Avian Flu
There’s a wonderful old black and white Elia Kazan movie starring Richard Widmark called “Panic in the Streets,” which is about the arrival of pneumonic plague in New Orleans. Widmark, playing a US Public Health Service doctor, has to warn people, inoculate them, and convince them to report any suspicious symptoms. But more importantly he has to prevent panic. An unenviable job.
Mike Davis’ book, The Monster at Our Door: The Global Threat of Avian Flu (©2005) suggests that our communities are going to need lots of folks like Widmark's doctor in the next few years as avian flu or some other influenza virus breaks loose and becomes vicious and pandemic.
In addition to the attraction of the book’s 1950s-style murder mystery cover featuring a rabid-looking chicken, the book appeals to me because Davis writes so lucidly. He achieves an appropriate degree of urgency and provocation.

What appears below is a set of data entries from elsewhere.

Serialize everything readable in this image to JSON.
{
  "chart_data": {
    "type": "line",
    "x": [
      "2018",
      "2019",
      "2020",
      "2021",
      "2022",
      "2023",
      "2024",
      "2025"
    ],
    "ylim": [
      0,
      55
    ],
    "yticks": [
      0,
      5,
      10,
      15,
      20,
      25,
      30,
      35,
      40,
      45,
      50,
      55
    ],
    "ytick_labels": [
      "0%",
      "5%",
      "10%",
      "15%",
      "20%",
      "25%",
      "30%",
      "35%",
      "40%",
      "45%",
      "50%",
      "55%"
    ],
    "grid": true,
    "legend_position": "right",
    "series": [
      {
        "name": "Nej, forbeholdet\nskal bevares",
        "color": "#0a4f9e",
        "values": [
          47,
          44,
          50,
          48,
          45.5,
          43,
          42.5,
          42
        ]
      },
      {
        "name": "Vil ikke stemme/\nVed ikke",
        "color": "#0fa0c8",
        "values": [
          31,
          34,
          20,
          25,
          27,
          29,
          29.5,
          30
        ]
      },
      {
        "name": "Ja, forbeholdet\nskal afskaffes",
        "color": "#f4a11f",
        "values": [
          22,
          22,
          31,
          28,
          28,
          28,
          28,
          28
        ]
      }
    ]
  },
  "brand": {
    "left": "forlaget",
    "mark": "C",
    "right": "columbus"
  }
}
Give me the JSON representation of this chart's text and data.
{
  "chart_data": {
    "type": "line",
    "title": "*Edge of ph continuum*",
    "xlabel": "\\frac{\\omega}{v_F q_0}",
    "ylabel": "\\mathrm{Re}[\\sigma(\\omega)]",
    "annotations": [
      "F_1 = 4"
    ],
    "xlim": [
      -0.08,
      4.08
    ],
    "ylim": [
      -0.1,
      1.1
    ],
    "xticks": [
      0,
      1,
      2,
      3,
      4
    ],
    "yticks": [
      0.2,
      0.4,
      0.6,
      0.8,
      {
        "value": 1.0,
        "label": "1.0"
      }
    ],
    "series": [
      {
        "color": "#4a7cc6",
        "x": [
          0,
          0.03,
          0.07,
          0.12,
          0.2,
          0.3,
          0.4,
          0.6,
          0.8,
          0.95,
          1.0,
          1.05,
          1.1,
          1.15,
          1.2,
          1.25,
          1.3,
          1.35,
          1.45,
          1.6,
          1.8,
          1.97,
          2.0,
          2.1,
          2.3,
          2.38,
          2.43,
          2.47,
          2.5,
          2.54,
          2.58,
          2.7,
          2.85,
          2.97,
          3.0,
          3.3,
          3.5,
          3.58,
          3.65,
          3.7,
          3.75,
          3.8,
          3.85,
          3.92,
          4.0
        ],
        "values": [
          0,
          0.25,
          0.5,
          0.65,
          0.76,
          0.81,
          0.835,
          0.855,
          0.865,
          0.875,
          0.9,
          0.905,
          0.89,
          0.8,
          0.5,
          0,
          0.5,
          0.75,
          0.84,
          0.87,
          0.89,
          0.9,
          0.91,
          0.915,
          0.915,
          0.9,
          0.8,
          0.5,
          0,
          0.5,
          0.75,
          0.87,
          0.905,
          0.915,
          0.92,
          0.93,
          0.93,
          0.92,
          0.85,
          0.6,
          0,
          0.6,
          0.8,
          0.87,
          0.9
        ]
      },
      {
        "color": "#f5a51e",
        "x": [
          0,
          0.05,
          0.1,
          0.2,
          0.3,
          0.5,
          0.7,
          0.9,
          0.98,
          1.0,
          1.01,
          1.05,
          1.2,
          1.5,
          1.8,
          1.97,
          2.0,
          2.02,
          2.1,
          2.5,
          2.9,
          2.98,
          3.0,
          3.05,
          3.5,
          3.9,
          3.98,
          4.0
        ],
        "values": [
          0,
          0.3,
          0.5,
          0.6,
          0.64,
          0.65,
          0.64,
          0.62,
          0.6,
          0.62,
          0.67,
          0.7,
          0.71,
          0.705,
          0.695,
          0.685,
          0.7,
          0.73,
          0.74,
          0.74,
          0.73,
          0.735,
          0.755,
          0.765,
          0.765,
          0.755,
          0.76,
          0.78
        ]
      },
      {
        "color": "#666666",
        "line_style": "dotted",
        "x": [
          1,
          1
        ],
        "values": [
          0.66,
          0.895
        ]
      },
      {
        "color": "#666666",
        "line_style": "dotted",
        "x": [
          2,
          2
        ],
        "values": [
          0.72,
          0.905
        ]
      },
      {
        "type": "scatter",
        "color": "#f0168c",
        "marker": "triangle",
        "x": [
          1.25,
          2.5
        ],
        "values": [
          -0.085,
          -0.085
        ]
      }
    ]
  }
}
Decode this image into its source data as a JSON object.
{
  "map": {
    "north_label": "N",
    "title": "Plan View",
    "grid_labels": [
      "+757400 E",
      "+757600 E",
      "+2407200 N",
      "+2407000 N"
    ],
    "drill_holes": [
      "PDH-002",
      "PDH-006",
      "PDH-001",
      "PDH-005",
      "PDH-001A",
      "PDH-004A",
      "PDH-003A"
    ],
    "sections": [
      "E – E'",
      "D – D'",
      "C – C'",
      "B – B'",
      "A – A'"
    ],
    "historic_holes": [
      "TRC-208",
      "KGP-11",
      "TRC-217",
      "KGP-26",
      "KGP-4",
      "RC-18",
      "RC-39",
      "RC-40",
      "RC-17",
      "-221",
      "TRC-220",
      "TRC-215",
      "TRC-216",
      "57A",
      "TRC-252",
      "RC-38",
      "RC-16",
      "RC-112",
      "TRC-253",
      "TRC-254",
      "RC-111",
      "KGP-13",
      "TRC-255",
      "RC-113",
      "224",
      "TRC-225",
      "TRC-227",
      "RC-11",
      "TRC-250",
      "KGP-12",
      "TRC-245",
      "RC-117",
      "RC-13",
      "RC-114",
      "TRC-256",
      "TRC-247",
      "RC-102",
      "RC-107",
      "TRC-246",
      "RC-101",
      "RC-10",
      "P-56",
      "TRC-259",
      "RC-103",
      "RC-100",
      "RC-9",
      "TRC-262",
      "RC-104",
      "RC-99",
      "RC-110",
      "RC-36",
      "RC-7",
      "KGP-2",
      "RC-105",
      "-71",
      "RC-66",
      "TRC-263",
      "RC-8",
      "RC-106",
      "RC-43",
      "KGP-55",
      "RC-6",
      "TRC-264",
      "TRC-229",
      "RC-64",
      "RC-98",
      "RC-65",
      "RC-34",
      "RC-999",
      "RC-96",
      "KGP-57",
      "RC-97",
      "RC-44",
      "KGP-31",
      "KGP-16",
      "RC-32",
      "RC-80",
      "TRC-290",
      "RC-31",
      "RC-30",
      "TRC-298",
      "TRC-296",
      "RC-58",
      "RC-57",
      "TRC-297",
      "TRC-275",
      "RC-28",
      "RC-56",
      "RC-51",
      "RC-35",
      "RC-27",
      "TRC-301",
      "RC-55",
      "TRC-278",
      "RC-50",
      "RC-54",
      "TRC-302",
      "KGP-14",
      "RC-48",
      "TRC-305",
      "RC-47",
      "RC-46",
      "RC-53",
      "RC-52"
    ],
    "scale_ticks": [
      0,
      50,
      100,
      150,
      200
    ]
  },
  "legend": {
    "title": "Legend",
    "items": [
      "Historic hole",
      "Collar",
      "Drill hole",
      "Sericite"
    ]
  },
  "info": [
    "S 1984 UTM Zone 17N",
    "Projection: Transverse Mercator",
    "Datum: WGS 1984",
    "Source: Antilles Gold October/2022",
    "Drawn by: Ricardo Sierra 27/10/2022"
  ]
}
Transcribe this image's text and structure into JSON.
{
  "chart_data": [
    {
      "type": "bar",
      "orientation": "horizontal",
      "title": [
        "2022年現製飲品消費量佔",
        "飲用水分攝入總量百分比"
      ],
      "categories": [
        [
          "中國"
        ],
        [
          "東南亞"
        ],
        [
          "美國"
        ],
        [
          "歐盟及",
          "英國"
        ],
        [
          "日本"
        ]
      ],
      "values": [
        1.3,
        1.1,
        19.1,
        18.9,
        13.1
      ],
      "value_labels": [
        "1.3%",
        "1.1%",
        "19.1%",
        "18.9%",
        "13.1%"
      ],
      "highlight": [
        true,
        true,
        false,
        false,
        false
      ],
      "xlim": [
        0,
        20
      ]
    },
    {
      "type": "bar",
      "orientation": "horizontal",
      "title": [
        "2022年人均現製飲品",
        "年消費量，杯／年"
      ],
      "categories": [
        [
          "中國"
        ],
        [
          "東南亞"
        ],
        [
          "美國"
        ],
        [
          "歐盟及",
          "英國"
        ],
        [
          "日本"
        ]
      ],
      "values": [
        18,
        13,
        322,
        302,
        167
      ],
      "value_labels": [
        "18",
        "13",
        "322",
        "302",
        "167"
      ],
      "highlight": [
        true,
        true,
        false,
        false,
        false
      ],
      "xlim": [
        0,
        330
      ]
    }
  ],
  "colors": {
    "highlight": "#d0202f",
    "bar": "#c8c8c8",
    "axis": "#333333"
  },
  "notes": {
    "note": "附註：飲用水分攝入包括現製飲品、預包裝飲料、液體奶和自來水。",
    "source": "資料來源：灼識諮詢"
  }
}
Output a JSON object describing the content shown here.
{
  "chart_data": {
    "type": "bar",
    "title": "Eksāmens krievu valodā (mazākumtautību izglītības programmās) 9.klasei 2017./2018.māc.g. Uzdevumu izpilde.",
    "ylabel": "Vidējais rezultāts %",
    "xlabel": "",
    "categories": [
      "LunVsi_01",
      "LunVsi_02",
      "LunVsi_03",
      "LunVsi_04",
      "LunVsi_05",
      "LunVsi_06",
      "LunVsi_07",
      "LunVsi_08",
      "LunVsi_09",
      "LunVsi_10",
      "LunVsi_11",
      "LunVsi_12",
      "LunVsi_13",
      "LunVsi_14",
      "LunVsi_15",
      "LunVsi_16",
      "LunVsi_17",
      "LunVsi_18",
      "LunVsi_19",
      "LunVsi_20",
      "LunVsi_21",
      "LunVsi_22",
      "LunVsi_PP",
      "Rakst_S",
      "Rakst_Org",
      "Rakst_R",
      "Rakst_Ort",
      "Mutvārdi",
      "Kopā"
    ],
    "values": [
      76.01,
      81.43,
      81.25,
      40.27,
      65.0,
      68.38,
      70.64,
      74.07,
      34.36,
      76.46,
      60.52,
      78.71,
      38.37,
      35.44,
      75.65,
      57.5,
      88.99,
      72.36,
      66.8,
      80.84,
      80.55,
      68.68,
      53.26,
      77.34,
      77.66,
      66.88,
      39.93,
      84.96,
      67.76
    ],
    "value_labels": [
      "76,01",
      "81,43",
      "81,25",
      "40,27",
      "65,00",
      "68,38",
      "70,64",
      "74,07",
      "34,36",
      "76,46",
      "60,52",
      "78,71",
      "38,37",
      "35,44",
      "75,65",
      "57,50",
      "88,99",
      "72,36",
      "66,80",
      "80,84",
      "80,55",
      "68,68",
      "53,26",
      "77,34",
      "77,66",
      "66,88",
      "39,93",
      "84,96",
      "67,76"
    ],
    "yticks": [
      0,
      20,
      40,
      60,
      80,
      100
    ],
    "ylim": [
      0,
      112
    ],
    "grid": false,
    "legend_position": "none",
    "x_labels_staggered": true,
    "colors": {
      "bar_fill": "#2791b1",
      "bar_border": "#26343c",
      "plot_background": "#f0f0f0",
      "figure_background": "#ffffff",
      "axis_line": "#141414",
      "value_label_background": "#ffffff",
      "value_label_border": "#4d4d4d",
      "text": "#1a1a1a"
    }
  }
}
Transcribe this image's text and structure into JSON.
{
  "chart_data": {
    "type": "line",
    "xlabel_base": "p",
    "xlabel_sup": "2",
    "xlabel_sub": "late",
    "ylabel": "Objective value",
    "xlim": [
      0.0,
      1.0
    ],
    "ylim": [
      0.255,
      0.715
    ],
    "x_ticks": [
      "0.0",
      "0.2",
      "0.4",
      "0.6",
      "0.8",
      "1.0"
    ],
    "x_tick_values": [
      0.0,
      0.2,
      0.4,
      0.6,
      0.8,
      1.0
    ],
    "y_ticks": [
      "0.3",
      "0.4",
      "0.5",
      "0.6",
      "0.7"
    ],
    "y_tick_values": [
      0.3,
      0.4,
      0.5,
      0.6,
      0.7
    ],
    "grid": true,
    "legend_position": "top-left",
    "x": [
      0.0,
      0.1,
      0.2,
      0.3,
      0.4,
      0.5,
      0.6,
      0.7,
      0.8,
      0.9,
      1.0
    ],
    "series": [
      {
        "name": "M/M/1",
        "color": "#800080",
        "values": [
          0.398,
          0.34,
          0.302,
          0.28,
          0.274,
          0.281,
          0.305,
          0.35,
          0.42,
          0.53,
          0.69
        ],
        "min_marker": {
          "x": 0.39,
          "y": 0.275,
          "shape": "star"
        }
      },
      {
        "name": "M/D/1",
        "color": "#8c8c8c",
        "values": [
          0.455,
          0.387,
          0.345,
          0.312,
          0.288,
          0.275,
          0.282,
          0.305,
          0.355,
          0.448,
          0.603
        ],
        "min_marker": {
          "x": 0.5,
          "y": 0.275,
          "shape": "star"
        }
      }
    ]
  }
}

I bought the book because a reviewer said the first chapter, explaining what viruses are and why they mutate so easily, was the best such description he had ever seen anywhere. I agree. You can’t judge the seriousness of the flu problem unless you understand how viruses work.
Davis helps you comprehend how and where influenza is engendered among pigs and waterfowl, how it is spread, and why bird flu is more scary than other flu viruses. After reading this book you can decide for yourself just how dangerous influenza is and is going to be and what you need to be doing about it.